ROCHESTER, N.Y. — Josefina is a seamstress at Sew Green in Rochester.

“If I’m wearing just like a normal mask, I think it's boring,” she said. “You have to wear them. Let’s have fun with them.” 


What You Need To Know

  • Josafina and her team at Sew Green in Rochester made nearly 10,000 masks at the beginning of the pandemic

  • Ocean Asia reported in 2020 that billions of masks are entering the oceans that could take almost five centuries to decompose

  • Josafina is repurposing cloth masks into bags to reduce the waste of materials

Her creativity bloomed when the pandemic hit.

“The beginning of the pandemic, there was no masks available,” she said. “Well, we started making masks and we probably made 10,000 masks.” 

 It wasn’t long for her to realize they were doing much more than keeping people safe.

“I remember walking on the street and seeing disposable masks everywhere,” she said. “Like people would use them once, get out of the supermarket and throw them away.” 

According to Oceans Asia’s 2020 report, that led to billions of masks entering the oceans.

It’s something environmental researchers say could take almost five centuries to decompose.

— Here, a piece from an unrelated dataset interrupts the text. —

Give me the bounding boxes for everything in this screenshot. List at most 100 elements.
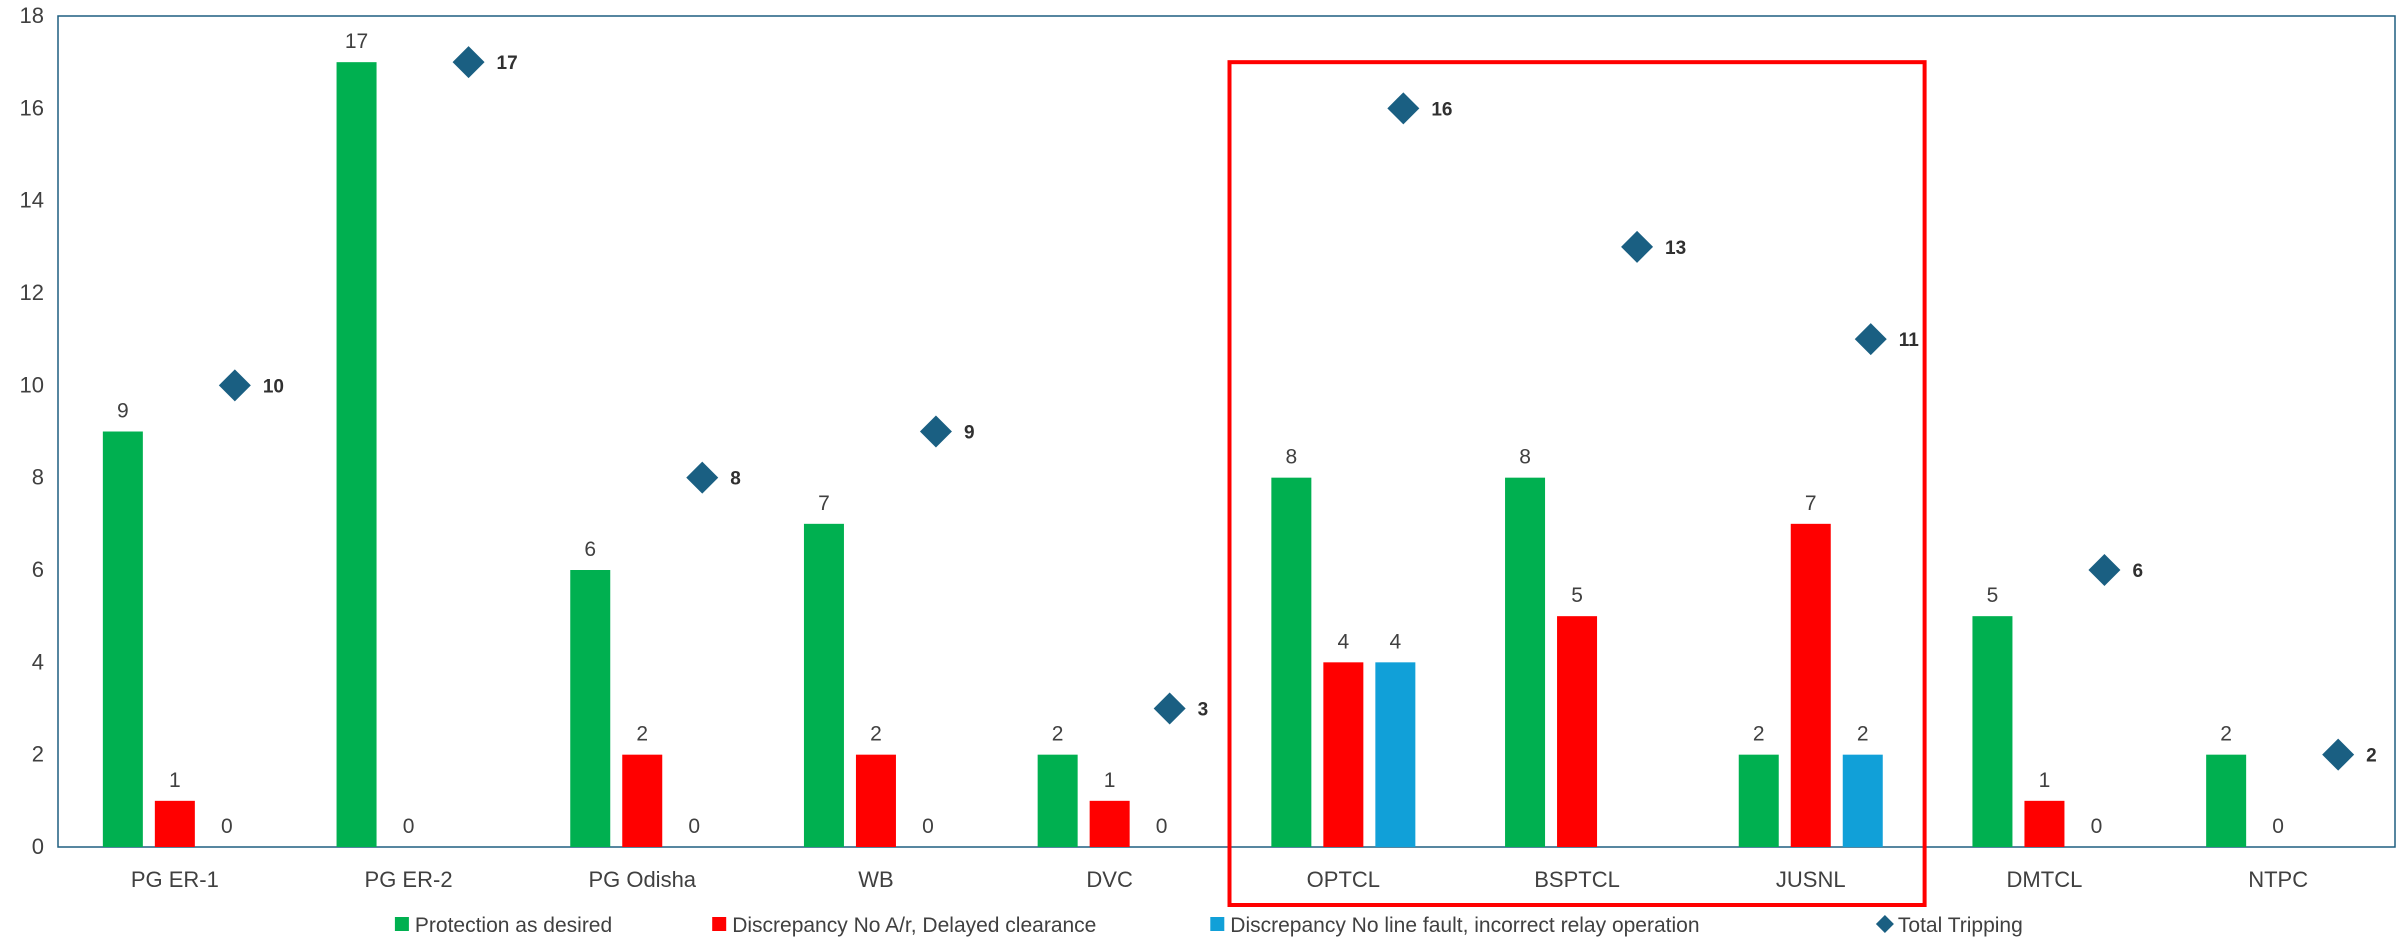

“It’s not just the United States, its everywhere in the world that we are doing that kind of things,” she said. “Then we really need to think a little more on that. And at least for that reason, we start making clothes for one because they are recyclable. You can really reduce them and reuse them.”

Josefina kept giving back to the community, one stitch at a time, until this past March when Gov. Kathy Hochul lifted New York state’s mask mandate, leaving Josefina with more masks she feared would end up in the garbage too.

“I realized I have, I don’t know, 100 masks at home,” she said. “We wash them. They are clean, and I was thinking, what are we going to do with this? And you see a lot of masks in the trash and I think it’s a waste.” 

So Josefina brought her cloth masks back to the drawing board for experimenting fun. It wasn’t long before her creativity bloomed yet again.

“I just had an idea, like, what if we make little bags with them?” she wondered, “This is a little bag. Super simple. The inside, the fun thing is they have like secret little pockets inside, because we have this thing that you can put a filter or something like that then it has two little pockets inside.”

The pockets were originally used to put air filters in reusable masks.

Now she says they can be used for anything from coins, to your keys or lipstick. 

Josefina has a passion for repurposing.

“Then I made a tiny little one with it the same elastic from this,” she said.

It is filling this seamstress’ soul with more than just a needle and thread.

“But the idea is that its sustainability. That’s a very difficult word” Josefina said with a laugh.

She is inspiring more seamstresses’ to reduce waste.

“I came up with this idea and I start telling people and people start giving me ideas, you know, it’s an exchange of ideas,” she said.

Josefina is having fun every stitch along the way

“They’re fun fabrics, so why are we going to waste them,” she said.